Currently, Nebraska’s law requiring people to wear seat belts applies only to drivers, front seat passengers, children, and people riding in vehicles driven by someone with a provisional operators permit. And failing to wear a seatbelt is a secondary offense, meaning the driver is only subject to the $25 fine if he or she has committed some other offense.
But Omaha Sen. Bob Krist wants to change that with a bill he’s introduced. "The intent of the legislation is, it becomes a primary offense, obviously ticketed to the driver of the vehicle, and it’s for all occupants in the vehicle -- whether they’re in the front seat or the back seat -- to have restraining devices on," Krist said.
The lawmaker said he got the idea last spring, when he was stopped for speeding home from the Legislature. "I decided instead of paying the ticket that I would go to the diversion program. I don’t recommend that you speed, but I do recommend that everybody go through that diversion education program," he said.
"When we talked about being restrained in vehicles, looking at accidents that have happened, people who are unrestrained in the back seat, and the fact that it’s only a secondary offense, overwhelmingly I heard from the educators and from the law enforcement that this is the right way to go."
Asked about whether he favors tightening the seatbelt law, Gov. Dave Heineman declined to commit himself one way or the other. "First of all, I would hope every citizen would use a seatbelt. It clearly saves lives. We talk about that all the time," he said. "Whether it’s a primary or a secondary offense, we’ll listen to the debate and see whether a bill reaches my desk or not."
Heineman’s new Director of Motor Vehicles is Rhonda Lahm (pronounced LAMB), who is currently records manager for the State Patrol. Lahm said she hadn’t read the bill, so didn’t want to take a position one way or the other. "But I would echo what the governor said. Buckling up is the main message," she added.
The Governors Highway Safety Association says 32 states make not wearing a seatbelt a primary offense, 17 make it secondary, and New Hampshire’s law applies only to those under age 18.
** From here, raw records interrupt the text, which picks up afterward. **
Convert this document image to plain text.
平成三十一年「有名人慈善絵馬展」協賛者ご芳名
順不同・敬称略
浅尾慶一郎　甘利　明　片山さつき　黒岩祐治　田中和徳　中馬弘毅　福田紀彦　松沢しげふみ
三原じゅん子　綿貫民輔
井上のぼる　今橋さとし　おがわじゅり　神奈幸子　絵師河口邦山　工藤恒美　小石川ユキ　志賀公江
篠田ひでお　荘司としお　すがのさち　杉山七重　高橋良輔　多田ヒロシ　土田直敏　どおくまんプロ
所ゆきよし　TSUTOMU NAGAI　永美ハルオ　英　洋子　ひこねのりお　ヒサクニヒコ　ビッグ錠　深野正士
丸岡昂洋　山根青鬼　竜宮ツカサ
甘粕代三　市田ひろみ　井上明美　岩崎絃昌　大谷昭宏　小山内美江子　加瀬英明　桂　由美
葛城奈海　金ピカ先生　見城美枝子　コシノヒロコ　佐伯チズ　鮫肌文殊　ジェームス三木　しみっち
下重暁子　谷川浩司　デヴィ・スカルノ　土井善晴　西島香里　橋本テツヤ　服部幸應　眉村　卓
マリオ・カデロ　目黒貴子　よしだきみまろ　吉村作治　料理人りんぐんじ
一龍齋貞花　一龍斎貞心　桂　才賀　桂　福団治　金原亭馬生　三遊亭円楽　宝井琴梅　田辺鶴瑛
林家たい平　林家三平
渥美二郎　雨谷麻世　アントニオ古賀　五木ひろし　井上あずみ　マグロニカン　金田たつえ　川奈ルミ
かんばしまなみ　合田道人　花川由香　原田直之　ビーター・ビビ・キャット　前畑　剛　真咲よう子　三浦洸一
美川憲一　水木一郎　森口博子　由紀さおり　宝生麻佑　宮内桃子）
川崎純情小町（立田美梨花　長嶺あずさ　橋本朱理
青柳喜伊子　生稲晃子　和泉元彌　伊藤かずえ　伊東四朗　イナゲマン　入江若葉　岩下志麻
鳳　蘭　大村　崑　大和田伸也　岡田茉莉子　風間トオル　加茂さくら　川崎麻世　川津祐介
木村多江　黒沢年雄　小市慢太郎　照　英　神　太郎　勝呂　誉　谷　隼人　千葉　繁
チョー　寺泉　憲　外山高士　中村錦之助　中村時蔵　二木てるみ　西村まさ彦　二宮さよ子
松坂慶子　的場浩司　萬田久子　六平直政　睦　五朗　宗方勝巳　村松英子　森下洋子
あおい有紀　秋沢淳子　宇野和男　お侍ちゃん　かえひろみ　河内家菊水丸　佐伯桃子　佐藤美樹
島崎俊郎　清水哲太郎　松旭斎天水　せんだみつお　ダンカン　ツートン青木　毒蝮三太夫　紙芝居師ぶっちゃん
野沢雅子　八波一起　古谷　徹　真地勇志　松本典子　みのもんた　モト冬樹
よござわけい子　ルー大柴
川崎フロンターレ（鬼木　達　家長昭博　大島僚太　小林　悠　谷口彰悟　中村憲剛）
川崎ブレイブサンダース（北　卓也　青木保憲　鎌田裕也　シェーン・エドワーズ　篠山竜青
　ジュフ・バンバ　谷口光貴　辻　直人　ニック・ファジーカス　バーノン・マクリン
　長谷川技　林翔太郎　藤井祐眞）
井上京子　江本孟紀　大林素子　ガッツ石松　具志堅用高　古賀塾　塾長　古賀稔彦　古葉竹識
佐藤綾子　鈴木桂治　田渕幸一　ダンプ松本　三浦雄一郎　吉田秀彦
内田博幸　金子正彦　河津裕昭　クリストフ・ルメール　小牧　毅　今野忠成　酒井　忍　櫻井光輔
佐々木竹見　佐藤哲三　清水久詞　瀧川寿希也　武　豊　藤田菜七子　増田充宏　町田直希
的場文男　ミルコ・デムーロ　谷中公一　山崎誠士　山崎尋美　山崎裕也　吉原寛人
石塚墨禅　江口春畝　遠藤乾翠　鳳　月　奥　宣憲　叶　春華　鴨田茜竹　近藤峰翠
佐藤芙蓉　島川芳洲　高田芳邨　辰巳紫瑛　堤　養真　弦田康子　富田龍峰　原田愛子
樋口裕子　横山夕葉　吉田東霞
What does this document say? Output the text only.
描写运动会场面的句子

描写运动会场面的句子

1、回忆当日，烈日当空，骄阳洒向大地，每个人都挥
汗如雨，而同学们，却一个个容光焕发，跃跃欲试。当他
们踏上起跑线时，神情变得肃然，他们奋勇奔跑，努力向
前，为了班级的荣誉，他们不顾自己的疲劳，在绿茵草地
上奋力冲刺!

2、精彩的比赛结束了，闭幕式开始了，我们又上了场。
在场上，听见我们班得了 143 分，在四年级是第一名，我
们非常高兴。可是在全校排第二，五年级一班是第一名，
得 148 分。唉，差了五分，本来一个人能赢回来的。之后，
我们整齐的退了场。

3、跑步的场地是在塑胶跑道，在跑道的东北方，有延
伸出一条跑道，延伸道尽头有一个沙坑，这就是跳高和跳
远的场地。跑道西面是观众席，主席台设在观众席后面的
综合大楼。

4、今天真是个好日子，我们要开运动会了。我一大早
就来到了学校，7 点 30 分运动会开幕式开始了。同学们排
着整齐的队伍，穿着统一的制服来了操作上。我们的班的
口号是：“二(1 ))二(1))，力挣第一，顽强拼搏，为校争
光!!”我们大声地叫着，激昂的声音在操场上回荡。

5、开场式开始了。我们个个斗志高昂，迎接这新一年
Heineman, a Republican, was also asked about his ability to work with Sen. Health Mello, a registered Democrat in the officially nonpartisan Legislature. Mello, who has clashed with Heineman in the past, has been elected chairman of the budget-writing Appropriations Committee.
"I expect to have a very good and very strong professional working relationship with Sen. Mello," Heineman said. "We’ve already talked a couple of times. We’re going to talk frequently in the future. The Legislature chooses its leaders and then I work with every one of them. So I look forward to the opportunity."
Heineman said the budget would be a focus of his State of the State speech on Tuesday, along with tax reform.
Another bill, introduced by Sen. Annette Dubas, of Fullerton promises to reopen debate over the use of eminent domain for pipelines like TransCanada’s proposed Keystone XL, and other projects.
Dubas’s bill would specify eminent domain could be used to condemn property only after all agencies required to approve a project have done so. Under current Nebraska law, eminent domain can be used once the governor approves a pipeline project.
Dubas said her bill would require the federal government also approve the project before eminent domain could be used.